Düşünebiliyor musunuz? Ana muhalefet liderinin Anıtkabir veya Avrupa İnsan Hakları Mahkemesi’nin önünde “Ölüm orucu” adı verilen açlık grevine başlaması hem Türkiye’nin, hem tüm dünyanın gündemine oturur!
Deneyimli siyasetçi Rifat Serdaroğlu’na “Bu fikir nereden aklınıza geldi?” diye sordum. Anlattı:
“Bugün için iktidara karşı elimizdeki tek organ, tek muhalefet partisi CHP’dir.
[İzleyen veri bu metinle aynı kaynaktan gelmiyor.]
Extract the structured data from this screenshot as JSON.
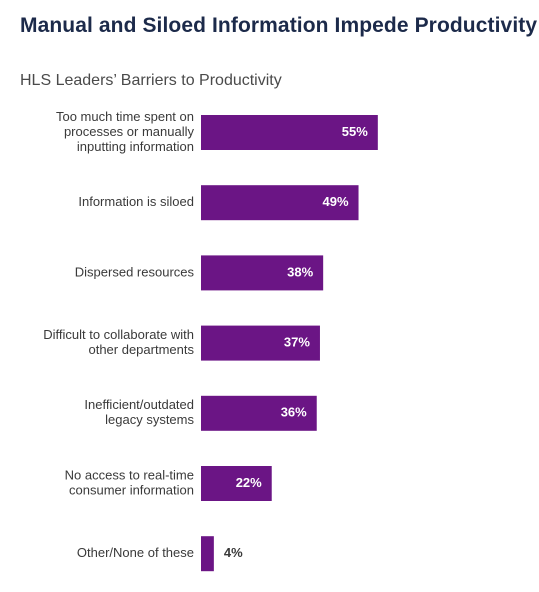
{
  "chart_data": {
    "type": "bar",
    "orientation": "horizontal",
    "title": "Manual and Siloed Information Impede Productivity",
    "subtitle": "HLS Leaders’ Barriers to Productivity",
    "categories": [
      [
        "Too much time spent on",
        "processes or manually",
        "inputting information"
      ],
      [
        "Information is siloed"
      ],
      [
        "Dispersed resources"
      ],
      [
        "Difficult to collaborate with",
        "other departments"
      ],
      [
        "Inefficient/outdated",
        "legacy systems"
      ],
      [
        "No access to real-time",
        "consumer information"
      ],
      [
        "Other/None of these"
      ]
    ],
    "values": [
      55,
      49,
      38,
      37,
      36,
      22,
      4
    ],
    "value_labels": [
      "55%",
      "49%",
      "38%",
      "37%",
      "36%",
      "22%",
      "4%"
    ],
    "unit": "%",
    "xlim": [
      0,
      100
    ],
    "grid": false,
    "legend": "none",
    "colors": {
      "bar": "#6b1585",
      "value_inside": "#ffffff",
      "value_outside": "#3a3a3a"
    }
  }
}
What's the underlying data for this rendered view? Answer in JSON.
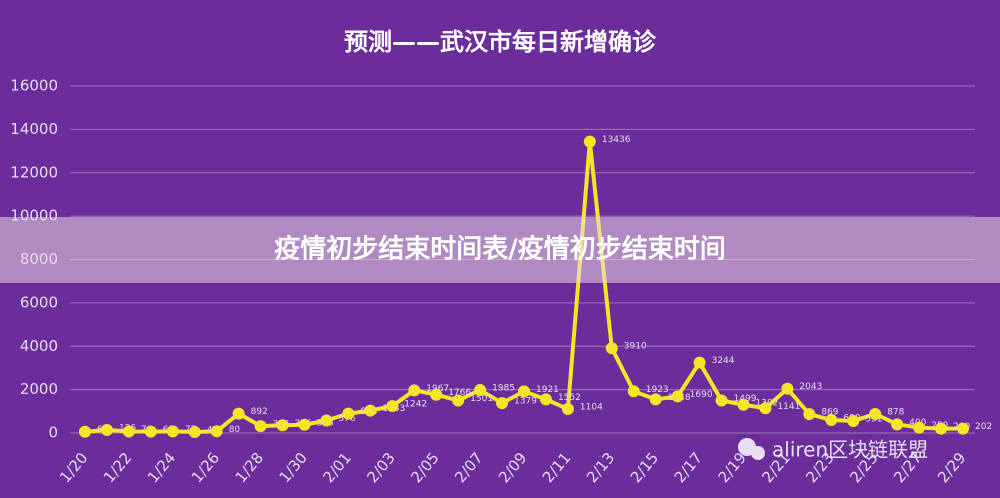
{
  "chart_data": {
    "type": "line",
    "title": "预测——武汉市每日新增确诊",
    "banner": "疫情初步结束时间表/疫情初步结束时间",
    "watermark": "aliren区块链联盟",
    "categories": [
      "1/20",
      null,
      "1/22",
      null,
      "1/24",
      null,
      "1/26",
      null,
      "1/28",
      null,
      "1/30",
      null,
      "2/01",
      null,
      "2/03",
      null,
      "2/05",
      null,
      "2/07",
      null,
      "2/09",
      null,
      "2/11",
      null,
      "2/13",
      null,
      "2/15",
      null,
      "2/17",
      null,
      "2/19",
      null,
      "2/21",
      null,
      "2/23",
      null,
      "2/25",
      null,
      "2/27",
      null,
      "2/29"
    ],
    "values": [
      60,
      136,
      70,
      62,
      77,
      46,
      80,
      892,
      315,
      356,
      378,
      576,
      894,
      1033,
      1242,
      1967,
      1766,
      1501,
      1985,
      1379,
      1921,
      1552,
      1104,
      13436,
      3910,
      1923,
      1548,
      1690,
      3244,
      1499,
      1302,
      1141,
      2043,
      869,
      600,
      551,
      878,
      400,
      250,
      200,
      202
    ],
    "color": "#f4e526",
    "ylim": [
      0,
      16000
    ],
    "yticks": [
      0,
      2000,
      4000,
      6000,
      8000,
      10000,
      12000,
      14000,
      16000
    ],
    "grid": true
  }
}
CHP, herkesi kucaklayarak Türk milletinin büyük çoğunluğunun kabul edeceği ulusal ve demokratik değerler etrafında hepimizi birleştirmelidir.
Bunun için Türk milletini ayağa kaldıracak eylemler başlatmalıdır. ‘Ölüm orucu’ bunlardan biridir. Bu eylemi benim aklıma sokan bir köylüdür.
Bergama’nın Bölcek köyünde kahvede sohbet ederken TV’de Kemal Kılıçdaroğlu konuşuyordu. Ben ‘Kemal Bey namuslu adamdır, ona destek olmak lâzım’ dediğimde, köylülerden biri:
‘Ben ona oy vermem. Kendi milletvekillerini hapisten çıkaramayan adamdan millete bir fayda gelmez’ dedi. (CHP milletvekillerinin tutuklu olduğu zamandı.)
Ben ‘İyi de, ne yapsın adam?’ dedim.
Köylü gayet sakince ‘Ölsün’ dedi.
‘Anlamadım!’ dedim. Köylü ‘Binsin otobüse, gitsin Silivri’ye, orada ‘Açlık grevi’ yapsın, adamlarını almadan gelmesin. Gerekiyorsa ölsün. Bu millet başka türlü uyanmaz’ dedi.
Tabii ki bu düşünceler geliştirilebilir. Ülkenin içinde bulunduğu hassas duruma zarar vermeden milletle de paylaşarak, yeni yöntemler yaratılabilir. Tabii ki, bu iş için cesaret, vatan sevgisi ve özellikle tarih bilgisi gereklidir.”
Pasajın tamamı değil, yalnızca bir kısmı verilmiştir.